The first time I saw them was when my daughter tugged on my shirt sleeve in church.  She nodded slightly to the row over from us or I wouldn’t have noticed.

Everyone was seated, and in the middle of a row of college students, one young lady was discretely using sign language to interpret for the young man sitting beside her.

He was a tall, slender guy, maybe twenty years old, with tiny hearing aids perched on each ear which were almost completely covered by his hair.

He watched her hands from the corner of his eye as she interpreted in sign language to him for the rest of the service.  She nonchalantly signed the words occasionally moving her fingers in rapid succession to spell out a word or name. Continue reading Signs To See

Smiling Eyes

It was a short run into the grocery store before work for a few apples and coffee creamer, but the only checkout line was long, too long.

The lady at the front of the line was an elderly lady and the bagger said something I couldn’t understand, then walked out with her to put her groceries in her car.  The next person checked out and was on the way out when the bagger returned.

The man bagging was probably 65 years old and had a round face with sharp features and a big pleasant smile.  The lady in front of me checked out ten or twelve items and the man’s face seemed locked into a smile.  He’d grab a couple of items, glance at the checker and customer, as if searching for something in their faces, and then bag the next items.

After the lady paid, the man handed her grocery bags to her and said something, but again, I didn’t understand him.  She smiled, spoke back to him and he laughed out loud beaming a huge smile.

I wasn’t paying attention when the checker checked me out.  I swiped my card, spoke to the checker and turned to grab the plastic sack from the bagger.  I caught a glimpse of his hearing aids just as he said in garbled words like someone severely deaf….at least I think he said, “I love eat apples!  And coffee!”  Continue reading Smiling Eyes

Ba,Ba,Ba,Ba,Ba

Jared, my second son, was diagnosed as severely deaf in one ear and profoundly deaf in the other when he was two years old. He grew up with multiple ear infections, hearing aids and speech therapy. He could, and did, what every other kid did, but it was harder for him, like soccer, for instance.
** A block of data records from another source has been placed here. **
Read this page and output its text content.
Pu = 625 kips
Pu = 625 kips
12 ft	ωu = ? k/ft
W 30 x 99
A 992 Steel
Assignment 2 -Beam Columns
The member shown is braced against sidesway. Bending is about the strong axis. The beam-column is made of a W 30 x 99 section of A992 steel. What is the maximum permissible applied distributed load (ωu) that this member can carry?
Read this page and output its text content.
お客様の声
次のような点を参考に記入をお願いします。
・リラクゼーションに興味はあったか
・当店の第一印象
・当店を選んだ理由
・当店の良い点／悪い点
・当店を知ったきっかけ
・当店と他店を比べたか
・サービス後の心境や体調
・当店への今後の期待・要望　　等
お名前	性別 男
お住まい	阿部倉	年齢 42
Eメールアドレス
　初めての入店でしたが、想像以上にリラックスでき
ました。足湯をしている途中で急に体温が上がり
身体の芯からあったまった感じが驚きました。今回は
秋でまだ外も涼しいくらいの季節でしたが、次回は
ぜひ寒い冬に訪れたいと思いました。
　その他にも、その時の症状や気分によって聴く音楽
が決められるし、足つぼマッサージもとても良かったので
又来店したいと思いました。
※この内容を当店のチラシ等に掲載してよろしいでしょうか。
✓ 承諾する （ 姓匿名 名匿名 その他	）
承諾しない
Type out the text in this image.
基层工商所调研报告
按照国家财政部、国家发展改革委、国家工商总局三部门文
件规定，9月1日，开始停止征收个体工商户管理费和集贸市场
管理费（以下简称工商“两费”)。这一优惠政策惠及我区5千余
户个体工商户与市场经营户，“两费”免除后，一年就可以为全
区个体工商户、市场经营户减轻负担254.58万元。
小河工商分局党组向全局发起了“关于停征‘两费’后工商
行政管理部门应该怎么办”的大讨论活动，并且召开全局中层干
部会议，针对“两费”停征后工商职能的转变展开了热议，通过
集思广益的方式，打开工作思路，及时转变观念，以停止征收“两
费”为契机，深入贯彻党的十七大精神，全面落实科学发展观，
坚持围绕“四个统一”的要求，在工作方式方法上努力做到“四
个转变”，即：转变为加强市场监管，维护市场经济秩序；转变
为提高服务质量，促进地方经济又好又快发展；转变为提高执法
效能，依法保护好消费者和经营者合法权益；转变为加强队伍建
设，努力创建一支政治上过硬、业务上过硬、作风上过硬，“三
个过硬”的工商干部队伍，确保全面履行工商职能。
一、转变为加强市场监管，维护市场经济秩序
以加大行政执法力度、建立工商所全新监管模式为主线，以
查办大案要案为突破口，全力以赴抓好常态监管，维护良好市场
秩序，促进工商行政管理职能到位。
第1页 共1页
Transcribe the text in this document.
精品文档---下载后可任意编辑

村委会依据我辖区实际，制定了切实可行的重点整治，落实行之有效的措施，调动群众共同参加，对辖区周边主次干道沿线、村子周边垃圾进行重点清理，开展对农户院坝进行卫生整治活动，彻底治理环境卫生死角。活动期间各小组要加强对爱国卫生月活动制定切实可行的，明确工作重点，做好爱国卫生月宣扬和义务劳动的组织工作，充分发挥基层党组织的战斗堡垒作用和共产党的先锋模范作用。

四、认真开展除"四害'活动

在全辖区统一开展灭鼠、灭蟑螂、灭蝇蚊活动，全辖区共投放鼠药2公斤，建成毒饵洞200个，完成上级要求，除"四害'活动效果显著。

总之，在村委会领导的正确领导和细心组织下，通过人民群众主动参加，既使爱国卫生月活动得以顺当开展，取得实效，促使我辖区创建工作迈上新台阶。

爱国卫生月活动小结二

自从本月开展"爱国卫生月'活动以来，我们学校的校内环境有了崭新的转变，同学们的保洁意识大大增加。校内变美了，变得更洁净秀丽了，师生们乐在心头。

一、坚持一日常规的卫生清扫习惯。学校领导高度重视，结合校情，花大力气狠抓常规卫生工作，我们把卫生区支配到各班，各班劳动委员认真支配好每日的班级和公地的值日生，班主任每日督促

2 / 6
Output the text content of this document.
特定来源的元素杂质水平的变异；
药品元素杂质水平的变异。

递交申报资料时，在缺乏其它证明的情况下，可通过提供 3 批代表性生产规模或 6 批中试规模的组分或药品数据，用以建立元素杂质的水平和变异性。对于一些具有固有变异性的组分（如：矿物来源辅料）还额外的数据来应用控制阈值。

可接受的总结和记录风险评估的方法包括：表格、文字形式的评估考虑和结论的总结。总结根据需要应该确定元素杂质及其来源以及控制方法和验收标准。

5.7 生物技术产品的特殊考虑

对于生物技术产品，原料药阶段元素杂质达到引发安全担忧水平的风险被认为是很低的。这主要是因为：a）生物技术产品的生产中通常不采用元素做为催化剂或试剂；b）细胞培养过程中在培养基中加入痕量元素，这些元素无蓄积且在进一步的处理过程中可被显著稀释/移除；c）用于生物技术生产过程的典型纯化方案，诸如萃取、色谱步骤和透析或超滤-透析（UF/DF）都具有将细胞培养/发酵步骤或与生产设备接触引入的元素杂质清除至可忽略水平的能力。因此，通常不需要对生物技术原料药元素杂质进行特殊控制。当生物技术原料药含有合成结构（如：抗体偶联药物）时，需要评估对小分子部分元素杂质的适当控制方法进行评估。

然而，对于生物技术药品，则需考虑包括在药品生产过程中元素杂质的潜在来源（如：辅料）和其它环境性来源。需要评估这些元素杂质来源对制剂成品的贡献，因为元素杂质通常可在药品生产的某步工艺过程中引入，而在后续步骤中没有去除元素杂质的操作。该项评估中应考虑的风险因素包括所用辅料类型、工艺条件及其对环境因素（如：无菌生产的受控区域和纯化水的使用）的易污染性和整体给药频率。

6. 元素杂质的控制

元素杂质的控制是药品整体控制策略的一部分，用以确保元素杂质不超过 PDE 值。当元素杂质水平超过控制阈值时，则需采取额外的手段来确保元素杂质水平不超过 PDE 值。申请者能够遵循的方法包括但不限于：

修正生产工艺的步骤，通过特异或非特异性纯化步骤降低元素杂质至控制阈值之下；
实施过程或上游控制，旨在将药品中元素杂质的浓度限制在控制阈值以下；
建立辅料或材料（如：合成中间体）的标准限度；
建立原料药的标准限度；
Jared would be on a dead run dribbling the ball down field while simultaneously adjusting his hearing aid so it wouldn’t fall off.  When the whistle blew, he kept playing until other players stopped.

Crowded rooms with multiple conversations made focusing on a single voice or sound impossible. Jared never complained, and despite everything, even learned how to play the guitar. Amazing!

When he was twelve, Jared had a cochlear implant. The surgery wasn’t covered by insurance, so a home equity loan, negotiated cash prices with the hospital, surgeon, anesthesiologist and provider for the device put the price tag just below $50,000.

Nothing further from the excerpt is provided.